Months after the novel coronavirus appeared on the world stage, the deadly disease is still prompting medical mysteries, and doctors have identified another odd potential symptom: skin problems.
A growing number of prominent dermatologists treating suspected and confirmed coronavirus-positive patients are reporting patterns and trends of skin conditions, suggesting the skin could be a kind of window about what may be happening with COVID-19 inside the body.
Italian doctors published a series of cases signaling a trend about the skin in late March. In that study, one in five patients had a skin issue, most commonly a red rash or a hive-like eruption.
Dubbed “COVID toes” by the dermatology community, frostbite-like areas of typically red or purple discoloration can appear on the feet can also be seen on the fingers as well, according to Dr. Misha Rosenbach, associate professor of Dermatology at the Hospital of the University of Pennsylvania. But the discoloration doesn't appear to have anything to do with the weather.
“What we are seeing tends to be in response to the cold, but we’re seeing it in the middle of spring,” Dr. Amy Paller, chair of dermatology at Northwestern University told ABC News. “And it’s happening in such numbers as is COVID that we have to think there’s a connection.”

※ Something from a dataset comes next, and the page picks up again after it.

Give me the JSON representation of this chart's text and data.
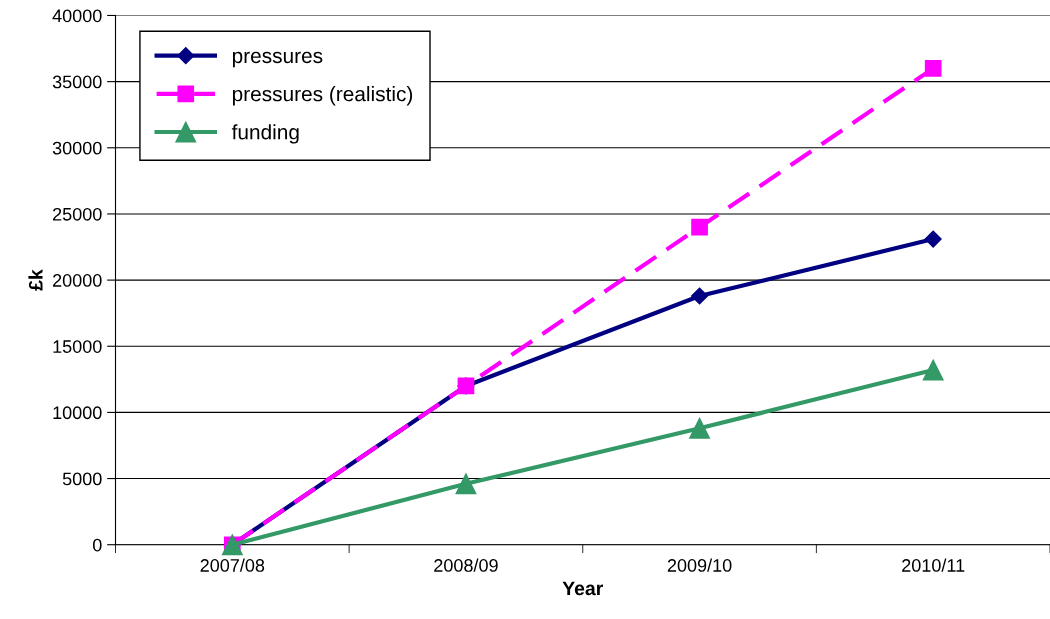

Rosenbach said these findings so far have been reported to be seen more in kids and young adults, which is a population that can be asymptomatic or have mild symptoms more frequently than older individuals, though more cases would have to be examined to determine which population is affected by this condition.
There have also been reported cases of skin conditions such as measles-like rashes or hives associated with COVID-19. But, complicating matters, these kinds of rashes are also commonly seen with reactions to medications or in other viral infections.
Rosenbach said because these are indeed common rashes, “there doesn’t seem to be a helpful pattern," meaning it’s harder for doctors to tell whether coronavirus or a more mundane issue is to blame.
Symptoms more commonly associated with coronavirus include fevers, upper respiratory problems like coughing, and fatigue. But more unusual symptoms have been seen in some cases, such as a lost of taste, kidney issues and blood clotting. Experts suggested the blood clotting could be related to the skin issues.
Besides “COVID toes," Rosenbach says dermatologists should be paying attention to a particular skin pattern called livedo reticularis, seen in some hospitalized COVID-19 patients. This appears as a purplish net-like discoloration of the skin and it is often a result of blood clotting abnormalities.
Dr. Joanna Harp, a dermatologist at Weill Cornell Medicine who is on the front lines seeing critically ill coronavirus patients, has seen patients develop such skin conditions, including a pattern of lacy, dusky rashes, some with death of skin cells, on the arms, legs, and buttocks, which are associated with a heightened clotting tendency that some people with COVID-19 develop.
“It is not yet known what causes the clotting tendency in these patients but there is some suggestion that the virus may over-stimulate the immune system in certain patients,” Harp said. “And this overzealous immune response could somehow trigger a downstream clotting tendency."
Last week, to help further define COVID-19 skin findings, the American Academy of Dermatology COVID-19 task force announced an online registry for health care providers around the world to report suspected COVID-19 skin findings.
Dr. Esther Freeman, a dermatologist at Massachusetts General Hospital and a member of the COVID-19 task force which started collecting skin condition cases associated with the coronavirus, said so far about 130 cases have been submitted to the registry.
But one of the biggest challenges for dermatologists is confirming an association between COVID-19 and skin findings is the lack of widespread coronavirus testing.
To know whether the skin signs are part of the active phase of the disease or a late sign, dermatologists believe testing patients with frostbite-like skin lesions is crucial in linking it to the disease.
“It's very hard now when we're short in the field of testing and to get people who are having this but nothing else-- they don’t meet the criteria for COVID-19 testing to be COVID-tested,” Paller said.